I just painted my OM surf blank and Im pondering what finish to use or even if I should use a finish. I used the fusion paint for plastics (turned out looking very good.). I was told by one guy on another forum that I didnt need to use a finish but I wanted to get some more opinions. I was concidering spray polyurathane like mudhole sells (Minwax). I want something that is not going to yellow in the sunlight (or at least last a long time before it yellows).


----------



## Tacpayne (Dec 20, 2008)

You dont have to finish it, if you put the finish mentioned on it, it will yellow badly.


----------



## FishNC13 (Nov 21, 2010)

Tacpayne said:


> You dont have to finish it, if you put the finish mentioned on it, it will yellow badly.


Thats what I thought about the Minwax type stuff. 

What about permagloss? or possibly automotive clearcoat?

I dont want to have to worry about the paint chipping or getting damaged when I lay the rod down. Iv never used this paint before and dont know how durible it is.


----------



## redfishnc (Sep 12, 2008)

*painting rods*

I have an old white Fenglass 964 that I built in the early '80s and have removed the guides and a little of the finish in places. My rebuild plan includes lighter guides and I wanted to paint but was unsure. If you left it painted couldn't you touch up paint if needed? I was thinking of spraying polyurethene but am open to other ideas.


----------



## Fishinbuddy (Mar 11, 2009)

I painted a rod with Fusion and let it sit in my garage for several months during the summer when it was hot. I attempted to put lumiseal over the paint and it did take some of the paint off. I would think that permagloss would do the same. I am not sure about the minwax poly. I have some but haven't tried it on a rod. 

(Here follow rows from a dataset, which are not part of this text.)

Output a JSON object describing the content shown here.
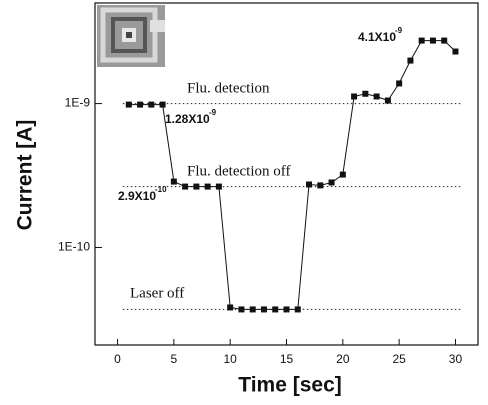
{
  "chart_data": {
    "type": "line",
    "x_label": "Time [sec]",
    "y_label": "Current [A]",
    "x": [
      1,
      2,
      3,
      4,
      5,
      6,
      7,
      8,
      9,
      10,
      11,
      12,
      13,
      14,
      15,
      16,
      17,
      18,
      19,
      20,
      21,
      22,
      23,
      24,
      25,
      26,
      27,
      28,
      29,
      30
    ],
    "values": [
      9.84e-10,
      9.84e-10,
      9.84e-10,
      9.84e-10,
      2.87e-10,
      2.65e-10,
      2.65e-10,
      2.65e-10,
      2.65e-10,
      3.83e-11,
      3.71e-11,
      3.71e-11,
      3.71e-11,
      3.71e-11,
      3.71e-11,
      3.71e-11,
      2.74e-10,
      2.7e-10,
      2.83e-10,
      3.21e-10,
      1.12e-09,
      1.17e-09,
      1.12e-09,
      1.05e-09,
      1.38e-09,
      1.99e-09,
      2.74e-09,
      2.74e-09,
      2.74e-09,
      2.3e-09
    ],
    "color": "#111111",
    "log_y": true,
    "xlim": [
      -2,
      32
    ],
    "xticks": [
      0,
      5,
      10,
      15,
      20,
      25,
      30
    ],
    "ylim": [
      2.1e-11,
      5e-09
    ],
    "yticks": [
      {
        "value": 1e-09,
        "label": "1E-9"
      },
      {
        "value": 1e-10,
        "label": "1E-10"
      }
    ],
    "reference_lines": [
      {
        "value": 1e-09,
        "label": "Flu. detection"
      },
      {
        "value": 2.65e-10,
        "label": "Flu. detection off"
      },
      {
        "value": 3.71e-11,
        "label": "Laser off"
      }
    ],
    "annotations": [
      {
        "text": "1.28X10",
        "exponent": "-9"
      },
      {
        "text": "2.9X10",
        "exponent": "-10"
      },
      {
        "text": "4.1X10",
        "exponent": "-9"
      }
    ]
  }
}
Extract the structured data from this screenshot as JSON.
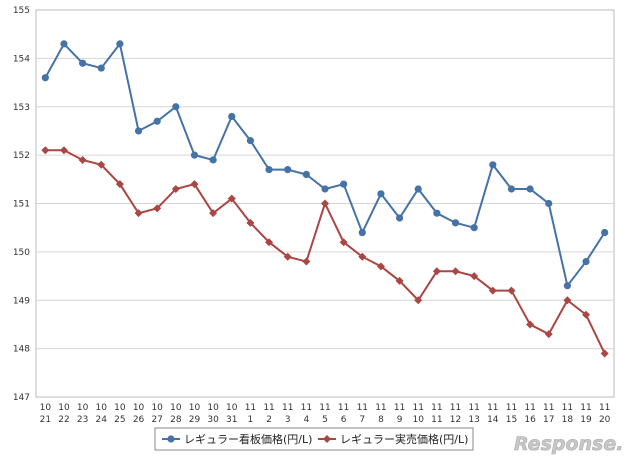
{
  "chart_data": {
    "type": "line",
    "x": [
      [
        "10",
        "21"
      ],
      [
        "10",
        "22"
      ],
      [
        "10",
        "23"
      ],
      [
        "10",
        "24"
      ],
      [
        "10",
        "25"
      ],
      [
        "10",
        "26"
      ],
      [
        "10",
        "27"
      ],
      [
        "10",
        "28"
      ],
      [
        "10",
        "29"
      ],
      [
        "10",
        "30"
      ],
      [
        "10",
        "31"
      ],
      [
        "11",
        "1"
      ],
      [
        "11",
        "2"
      ],
      [
        "11",
        "3"
      ],
      [
        "11",
        "4"
      ],
      [
        "11",
        "5"
      ],
      [
        "11",
        "6"
      ],
      [
        "11",
        "7"
      ],
      [
        "11",
        "8"
      ],
      [
        "11",
        "9"
      ],
      [
        "11",
        "10"
      ],
      [
        "11",
        "11"
      ],
      [
        "11",
        "12"
      ],
      [
        "11",
        "13"
      ],
      [
        "11",
        "14"
      ],
      [
        "11",
        "15"
      ],
      [
        "11",
        "16"
      ],
      [
        "11",
        "17"
      ],
      [
        "11",
        "18"
      ],
      [
        "11",
        "19"
      ],
      [
        "11",
        "20"
      ]
    ],
    "ylim": [
      147,
      155
    ],
    "yticks": [
      "147",
      "148",
      "149",
      "150",
      "151",
      "152",
      "153",
      "154",
      "155"
    ],
    "grid": true,
    "legend_position": "bottom",
    "series": [
      {
        "name": "レギュラー看板価格(円/L)",
        "color": "#4572A7",
        "marker": "circle",
        "values": [
          153.6,
          154.3,
          153.9,
          153.8,
          154.3,
          152.5,
          152.7,
          153.0,
          152.0,
          151.9,
          152.8,
          152.3,
          151.7,
          151.7,
          151.6,
          151.3,
          151.4,
          150.4,
          151.2,
          150.7,
          151.3,
          150.8,
          150.6,
          150.5,
          151.8,
          151.3,
          151.3,
          151.0,
          149.3,
          149.8,
          150.4
        ]
      },
      {
        "name": "レギュラー実売価格(円/L)",
        "color": "#AA4643",
        "marker": "diamond",
        "values": [
          152.1,
          152.1,
          151.9,
          151.8,
          151.4,
          150.8,
          150.9,
          151.3,
          151.4,
          150.8,
          151.1,
          150.6,
          150.2,
          149.9,
          149.8,
          151.0,
          150.2,
          149.9,
          149.7,
          149.4,
          149.0,
          149.6,
          149.6,
          149.5,
          149.2,
          149.2,
          148.5,
          148.3,
          149.0,
          148.7,
          147.9
        ]
      }
    ]
  },
  "watermark": {
    "text": "Response."
  }
}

I would test whatever you try on a old/scrap blank first. Good Luck.


----------



## jlentz (Sep 11, 2005)

I have used Permagloss on painted blanks. It provides a very durable high gloss finish. I normally let the paint dry for week or so before appling the Permagloss. The Permagloss is easily applied with a small foam brush. Two coats of Permagloss is usually enough. If you take your time it will come out perfect looking just like a high gloss factory blank. 

John


----------



## FishNC13 (Nov 21, 2010)

thanks for the responses guys!

I was told that the permagloss would attack the paint by a couple of people. 

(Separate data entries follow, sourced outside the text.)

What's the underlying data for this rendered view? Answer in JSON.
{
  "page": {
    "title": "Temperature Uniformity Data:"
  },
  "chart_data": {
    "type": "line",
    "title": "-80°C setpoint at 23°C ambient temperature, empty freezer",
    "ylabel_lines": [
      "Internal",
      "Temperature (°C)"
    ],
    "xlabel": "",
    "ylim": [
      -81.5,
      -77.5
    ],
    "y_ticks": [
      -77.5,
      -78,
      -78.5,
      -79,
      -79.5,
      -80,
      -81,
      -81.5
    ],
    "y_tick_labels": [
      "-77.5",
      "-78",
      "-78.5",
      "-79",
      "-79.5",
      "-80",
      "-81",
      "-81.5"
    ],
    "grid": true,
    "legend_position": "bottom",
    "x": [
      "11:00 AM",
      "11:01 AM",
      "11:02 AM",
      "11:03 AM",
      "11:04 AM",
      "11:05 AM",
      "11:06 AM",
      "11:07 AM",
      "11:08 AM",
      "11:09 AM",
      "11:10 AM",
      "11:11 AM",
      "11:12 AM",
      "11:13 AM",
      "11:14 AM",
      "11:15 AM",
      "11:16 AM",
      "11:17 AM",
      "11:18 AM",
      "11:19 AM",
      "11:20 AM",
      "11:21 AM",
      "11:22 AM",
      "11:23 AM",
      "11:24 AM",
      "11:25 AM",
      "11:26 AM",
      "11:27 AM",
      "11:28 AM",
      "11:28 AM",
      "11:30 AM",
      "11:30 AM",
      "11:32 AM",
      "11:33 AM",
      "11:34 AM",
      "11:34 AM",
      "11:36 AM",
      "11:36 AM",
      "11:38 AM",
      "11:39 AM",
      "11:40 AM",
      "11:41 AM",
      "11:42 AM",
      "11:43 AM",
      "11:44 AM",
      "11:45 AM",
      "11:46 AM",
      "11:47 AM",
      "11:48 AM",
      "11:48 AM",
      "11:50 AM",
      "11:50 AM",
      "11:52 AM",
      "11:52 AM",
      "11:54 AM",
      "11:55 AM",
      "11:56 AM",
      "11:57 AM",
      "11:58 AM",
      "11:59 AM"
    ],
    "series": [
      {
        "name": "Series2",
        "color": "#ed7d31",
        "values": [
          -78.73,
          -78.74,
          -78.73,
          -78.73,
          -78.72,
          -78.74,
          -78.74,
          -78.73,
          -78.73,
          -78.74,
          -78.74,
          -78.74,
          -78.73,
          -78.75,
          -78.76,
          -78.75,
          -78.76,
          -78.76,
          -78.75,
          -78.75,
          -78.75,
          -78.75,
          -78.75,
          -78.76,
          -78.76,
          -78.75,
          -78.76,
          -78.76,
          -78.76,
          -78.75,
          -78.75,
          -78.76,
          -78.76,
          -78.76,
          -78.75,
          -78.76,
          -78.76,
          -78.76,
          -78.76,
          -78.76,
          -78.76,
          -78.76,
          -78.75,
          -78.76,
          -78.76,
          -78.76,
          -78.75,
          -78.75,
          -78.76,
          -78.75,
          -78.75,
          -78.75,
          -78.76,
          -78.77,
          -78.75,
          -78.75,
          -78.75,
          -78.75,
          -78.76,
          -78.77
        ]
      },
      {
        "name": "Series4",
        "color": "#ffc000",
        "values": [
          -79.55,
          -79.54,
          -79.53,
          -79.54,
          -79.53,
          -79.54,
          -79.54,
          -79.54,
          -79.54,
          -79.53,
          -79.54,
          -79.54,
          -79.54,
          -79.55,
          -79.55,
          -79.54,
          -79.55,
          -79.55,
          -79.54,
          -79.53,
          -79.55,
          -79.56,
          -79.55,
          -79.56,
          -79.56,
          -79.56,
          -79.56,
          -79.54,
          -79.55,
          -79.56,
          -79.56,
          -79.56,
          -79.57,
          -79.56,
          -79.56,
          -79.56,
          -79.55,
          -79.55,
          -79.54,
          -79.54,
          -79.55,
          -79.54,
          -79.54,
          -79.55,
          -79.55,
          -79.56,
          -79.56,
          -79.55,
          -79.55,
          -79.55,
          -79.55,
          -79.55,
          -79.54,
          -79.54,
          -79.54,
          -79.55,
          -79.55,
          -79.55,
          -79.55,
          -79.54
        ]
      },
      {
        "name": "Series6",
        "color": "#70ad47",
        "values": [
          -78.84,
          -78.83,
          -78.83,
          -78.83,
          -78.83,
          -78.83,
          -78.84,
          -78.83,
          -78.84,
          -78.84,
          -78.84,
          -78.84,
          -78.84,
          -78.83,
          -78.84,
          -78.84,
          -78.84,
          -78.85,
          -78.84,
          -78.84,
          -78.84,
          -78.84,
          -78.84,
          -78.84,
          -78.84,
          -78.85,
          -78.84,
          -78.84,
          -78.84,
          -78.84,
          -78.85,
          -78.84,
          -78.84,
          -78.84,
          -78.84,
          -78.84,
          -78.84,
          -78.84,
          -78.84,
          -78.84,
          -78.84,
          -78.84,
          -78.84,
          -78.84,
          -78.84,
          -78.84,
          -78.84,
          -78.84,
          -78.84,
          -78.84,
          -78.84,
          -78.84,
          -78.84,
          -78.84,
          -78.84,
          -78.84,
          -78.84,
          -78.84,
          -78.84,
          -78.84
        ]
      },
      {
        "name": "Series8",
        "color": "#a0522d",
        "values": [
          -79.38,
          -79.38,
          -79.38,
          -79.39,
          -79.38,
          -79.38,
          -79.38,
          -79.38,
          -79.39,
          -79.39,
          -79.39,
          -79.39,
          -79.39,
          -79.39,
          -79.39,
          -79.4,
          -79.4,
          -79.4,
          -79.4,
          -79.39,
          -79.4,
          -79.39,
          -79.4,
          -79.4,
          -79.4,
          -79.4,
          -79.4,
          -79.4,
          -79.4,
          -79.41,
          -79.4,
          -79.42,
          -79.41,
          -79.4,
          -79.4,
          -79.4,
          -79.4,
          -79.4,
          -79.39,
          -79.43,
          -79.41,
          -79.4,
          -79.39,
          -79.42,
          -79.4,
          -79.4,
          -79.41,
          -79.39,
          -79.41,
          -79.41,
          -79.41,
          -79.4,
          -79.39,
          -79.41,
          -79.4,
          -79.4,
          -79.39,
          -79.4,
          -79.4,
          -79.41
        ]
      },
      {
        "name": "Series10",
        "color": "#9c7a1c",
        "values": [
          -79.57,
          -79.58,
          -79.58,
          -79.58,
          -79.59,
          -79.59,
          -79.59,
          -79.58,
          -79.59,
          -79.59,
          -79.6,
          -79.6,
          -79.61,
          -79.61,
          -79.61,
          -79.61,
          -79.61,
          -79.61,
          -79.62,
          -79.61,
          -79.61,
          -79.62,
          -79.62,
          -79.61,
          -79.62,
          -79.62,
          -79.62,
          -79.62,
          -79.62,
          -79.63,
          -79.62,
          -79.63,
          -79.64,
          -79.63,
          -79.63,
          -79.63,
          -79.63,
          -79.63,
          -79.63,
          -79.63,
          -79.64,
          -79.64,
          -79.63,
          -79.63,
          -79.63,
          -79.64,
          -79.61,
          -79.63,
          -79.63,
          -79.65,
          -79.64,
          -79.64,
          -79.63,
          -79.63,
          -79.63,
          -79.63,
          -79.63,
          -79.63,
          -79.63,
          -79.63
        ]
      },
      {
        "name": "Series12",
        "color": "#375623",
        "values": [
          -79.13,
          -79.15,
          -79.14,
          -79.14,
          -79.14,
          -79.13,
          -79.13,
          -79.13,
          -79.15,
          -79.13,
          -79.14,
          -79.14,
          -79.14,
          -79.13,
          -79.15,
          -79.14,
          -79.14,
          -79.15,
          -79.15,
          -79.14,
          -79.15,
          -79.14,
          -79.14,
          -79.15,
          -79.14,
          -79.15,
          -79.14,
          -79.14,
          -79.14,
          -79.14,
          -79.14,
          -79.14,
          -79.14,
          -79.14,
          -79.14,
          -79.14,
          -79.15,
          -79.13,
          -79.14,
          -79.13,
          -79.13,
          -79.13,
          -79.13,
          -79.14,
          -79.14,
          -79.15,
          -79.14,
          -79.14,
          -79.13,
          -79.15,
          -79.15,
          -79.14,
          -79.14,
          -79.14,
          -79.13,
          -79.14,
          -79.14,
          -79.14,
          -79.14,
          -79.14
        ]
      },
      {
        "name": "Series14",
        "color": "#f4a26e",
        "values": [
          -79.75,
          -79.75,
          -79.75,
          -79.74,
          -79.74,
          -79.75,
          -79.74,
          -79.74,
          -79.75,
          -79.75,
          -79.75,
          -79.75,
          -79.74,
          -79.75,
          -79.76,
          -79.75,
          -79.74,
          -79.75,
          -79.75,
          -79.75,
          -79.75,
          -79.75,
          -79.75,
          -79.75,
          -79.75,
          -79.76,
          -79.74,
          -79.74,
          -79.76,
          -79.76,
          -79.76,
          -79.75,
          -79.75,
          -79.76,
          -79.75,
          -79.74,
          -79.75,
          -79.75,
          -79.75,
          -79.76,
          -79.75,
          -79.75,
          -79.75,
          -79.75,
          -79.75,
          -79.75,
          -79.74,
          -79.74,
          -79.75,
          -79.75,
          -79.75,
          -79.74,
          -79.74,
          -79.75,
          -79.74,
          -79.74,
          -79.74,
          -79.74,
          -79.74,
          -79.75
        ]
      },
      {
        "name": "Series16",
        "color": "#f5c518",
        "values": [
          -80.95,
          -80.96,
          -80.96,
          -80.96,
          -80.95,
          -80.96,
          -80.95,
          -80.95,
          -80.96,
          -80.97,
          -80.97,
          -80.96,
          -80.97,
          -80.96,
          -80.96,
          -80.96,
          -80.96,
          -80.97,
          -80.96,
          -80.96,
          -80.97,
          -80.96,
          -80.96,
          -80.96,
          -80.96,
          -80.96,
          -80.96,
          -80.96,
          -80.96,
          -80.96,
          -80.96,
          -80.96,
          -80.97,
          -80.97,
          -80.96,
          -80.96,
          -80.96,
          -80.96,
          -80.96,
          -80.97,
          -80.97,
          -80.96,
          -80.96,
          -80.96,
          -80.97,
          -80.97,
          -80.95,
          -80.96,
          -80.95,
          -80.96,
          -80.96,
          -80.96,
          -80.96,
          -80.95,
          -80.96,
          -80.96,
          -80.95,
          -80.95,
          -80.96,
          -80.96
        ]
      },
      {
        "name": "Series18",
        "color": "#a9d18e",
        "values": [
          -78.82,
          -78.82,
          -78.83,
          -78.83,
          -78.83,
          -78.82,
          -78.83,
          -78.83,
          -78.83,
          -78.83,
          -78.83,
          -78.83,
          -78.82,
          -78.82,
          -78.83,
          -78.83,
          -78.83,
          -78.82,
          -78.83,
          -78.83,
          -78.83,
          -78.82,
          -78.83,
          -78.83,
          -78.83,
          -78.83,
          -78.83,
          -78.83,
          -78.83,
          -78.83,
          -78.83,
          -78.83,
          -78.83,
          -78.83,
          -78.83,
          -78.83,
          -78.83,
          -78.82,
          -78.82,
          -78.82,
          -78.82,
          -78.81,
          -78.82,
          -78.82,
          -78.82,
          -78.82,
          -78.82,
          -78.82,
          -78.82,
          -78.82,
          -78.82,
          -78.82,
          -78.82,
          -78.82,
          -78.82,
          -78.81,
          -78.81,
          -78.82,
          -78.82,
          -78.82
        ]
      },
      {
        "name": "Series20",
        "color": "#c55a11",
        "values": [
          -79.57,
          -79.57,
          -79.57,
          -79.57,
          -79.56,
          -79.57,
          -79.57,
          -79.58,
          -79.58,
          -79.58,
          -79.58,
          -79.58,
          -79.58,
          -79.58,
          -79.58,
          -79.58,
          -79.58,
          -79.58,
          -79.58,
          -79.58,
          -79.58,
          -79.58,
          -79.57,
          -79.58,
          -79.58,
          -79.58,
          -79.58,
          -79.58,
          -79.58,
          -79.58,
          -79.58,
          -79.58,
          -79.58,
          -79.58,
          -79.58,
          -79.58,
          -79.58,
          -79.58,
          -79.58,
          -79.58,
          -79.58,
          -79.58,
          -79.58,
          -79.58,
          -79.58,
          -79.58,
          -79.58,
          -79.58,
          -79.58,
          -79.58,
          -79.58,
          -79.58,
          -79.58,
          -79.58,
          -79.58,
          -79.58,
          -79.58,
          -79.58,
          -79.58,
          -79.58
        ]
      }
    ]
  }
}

JlentZ, what type of paint did you use?


----------



## jlentz (Sep 11, 2005)

I have used Permagloss over Dupli-color chameleon paints and a paint similiar to the Fusion but made by Rustoleum(Specialty Paint for Plastic). I chose this over the Fusion because they not only listed the paint for use on plastic but also on fiberglass. Like I said in my previous post I let the paint dry for what may seem a long time before coating with Permagloss. I would let the paint dry for a minimum of 5-7 days maybe longer depending on the ambient temperature. 

John


----------



## sunburntspike (Oct 4, 2010)

i have had great sucess with flex coat "lite" when refinishing,i let the paint dry over night and apply athin coat the next day,let dry again overnight and start building


----------